I would probably call it a somewhat longer-lasting affair.
There was no love involved, it was purely physical.
And somehow every time we went out, something bad happened, as if Papa was trying to tell me more than once that I shouldn’t do it.
But at the time, I just didn’t want to be alone. I ignored everything else, all the warning feelings and the accidents that happened.
And after 3 months, something happened that completely changed my perspective on the search for my perfect partner.
We had arranged to meet that Saturday evening and the day before I had bought another new romance novel for myself. And I started reading it at lunchtime on Saturday.
And this story was so wonderful, a couple who met by chance at a masked ball, didn’t really like each other at first and then they finally fell in love.
And at that moment, I realized that this was exactly what I wanted.
No more of this frantic search for my dream partner, rushing from one date to the next and being on dozens of dating apps and always on the lookout.
I wanted to have fun with my life and then meet the right person at the right time.
And on that day, I decided to stop. No more dating apps, no more desperate meetings with men and an end to this strange relationship.
I wanted to tell you that evening on our date that I didn’t want to see you anymore and then the strangest thing of all happened.
You were always very punctual on our previous dates, but this time you didn’t show up at all.
It was the first time in my life that I had been stood up by a man. And I was actually happy about it and laughed.
It was as if Papa had wanted to show me that I had made the right decision.
The next day, I deleted all my accounts on the dating apps.
I felt so relieved not to have to keep looking for something new.

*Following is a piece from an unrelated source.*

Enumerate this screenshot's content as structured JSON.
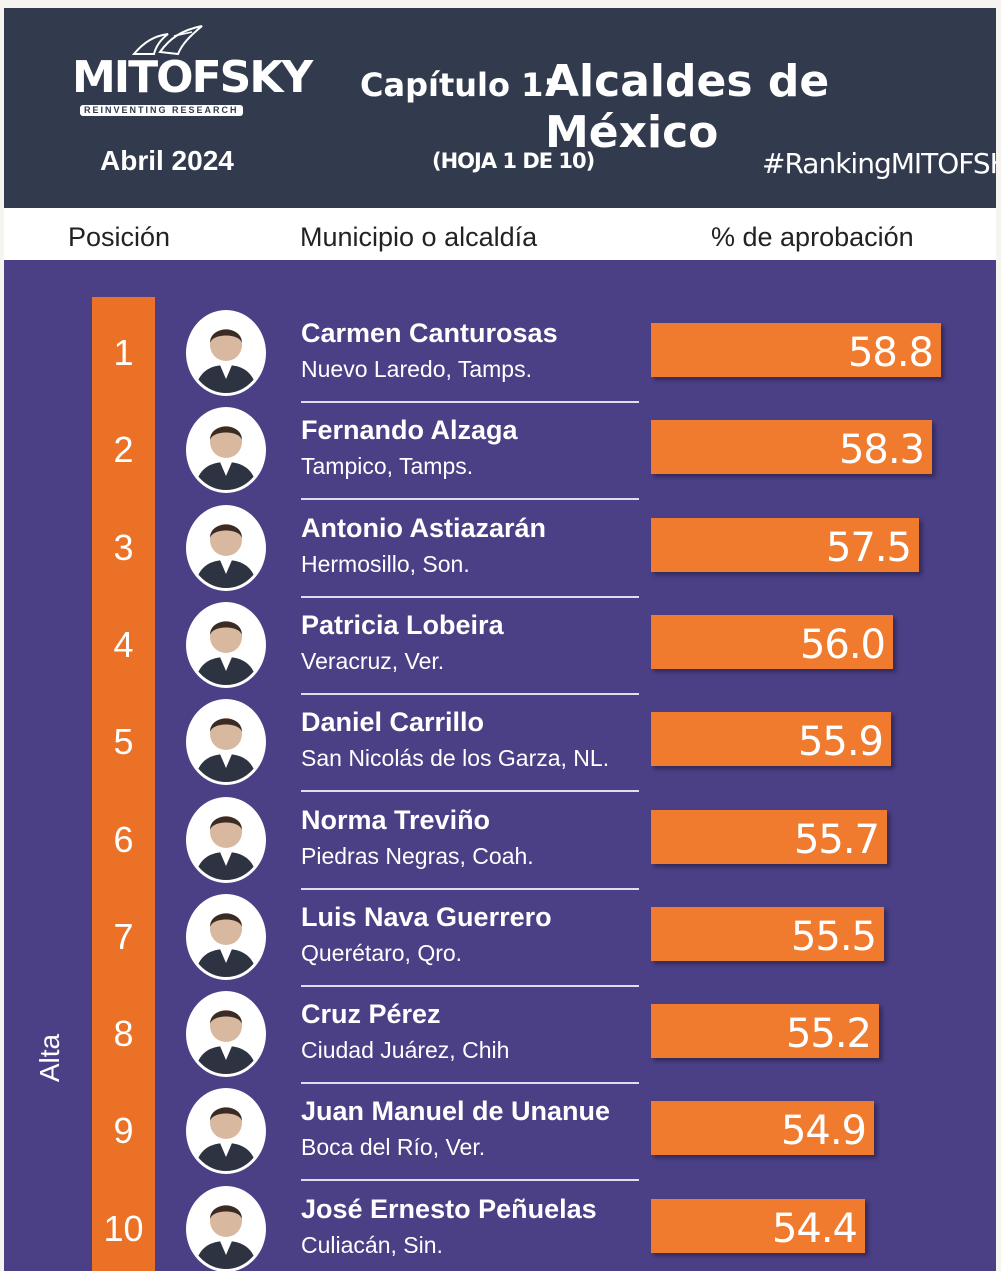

Suddenly I had time to focus on other things and was open to new experiences.
And just 2 weeks later, I got this extreme push from Papa that made me write my first novel at the age of 30.
I feel that I don’t have to cut any bad bond between you and me, because all I feel for you is so much thankfulness, that you helped me find my way.
I wish you all the best in the world and I hope you found the woman that loves you the way you deserve.
Thank you, Papa, for this opportunity, I love you.